This is the most shocking part of the entire chapter!

God has just brought his case against the people, and shown them that they deserve all that they are about to receive from the hands of the Babylonians. Justice would demand that the prince cancel the covenant, divorce His wife, strip her of all that He had given her, and cast her out into the streets with nothing, left to be destroyed by her sin and her idols, and abandon her forever – just as her original parents did. But He doesn’t!

In the face of horrific, degrading, abhorrent sin, God remains true to His gracious promise to bring restoration to the world. He will ‘remember the covenant I made with you in the days of your youth’ – ie. the promises made to Abraham: ‘…in your blood, live!’ – and establish it as ‘an everlasting covenant’ (60). This is lavish grace. We may often think of grace as God being a bit soft, thinking nice things about us, and saying, ‘You’re all right, I guess!’ However true, biblical grace is when we, deserving the worst, are given the best; when God acts with pure unmerited favour towards those who have spat in His face and shown nothing by disdain for Him; it is God loving his enemies and praying for those who persecute him (Matthew 5:43-44). Grace leaves us with no delusion that that we deserve in any way any of the good that God does towards us in saving us from our sin. Grace is not God overlooking or ignoring sin, but accepting sinners on the basis of the atonement that He Himself, at His own cost, makes for sin (63). This is why God is so explicit and crude in his depiction of sin; so that the beauty and magnificence of Grace may be seen for what it truly is.

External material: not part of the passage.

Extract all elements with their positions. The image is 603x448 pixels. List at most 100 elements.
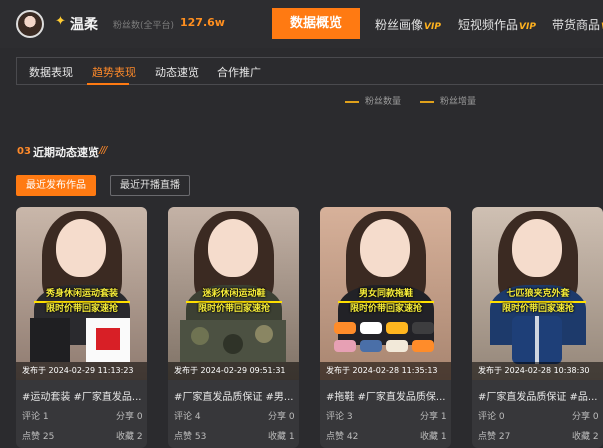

This section also contains a hint of the fulfilment of God’s promise to bring blessing to the nations. The restoration of Samaria and Sodom have never happened in a physical way, however in the book of Acts we see the Gospel go out to Samaritans and then to Gentiles. God’s people will receive ‘…your sisters, both your elder and your younger, and I give them to you as daughters, but not on account of the covenant with you (61) – in other words, God will do something new – a New Covenant – that will bring the pagans and the estranged Samaritans in to become one family with the Jews. This covenant was established through the atoning death and resurrection of Jesus. Ezekiel 16 gives a message not just for 6th century BC Jews, but of all people everywhere:

  1. Know the purpose for which you are created: An intimate relationship with God
  2. Recognise the greatness of your sin; the destruction and degradation it brings, and the judgement it deserves; and
  3. See the lavish grace towards you, displayed in the death and resurrection of Jesus for your sin, and put your trust in Him.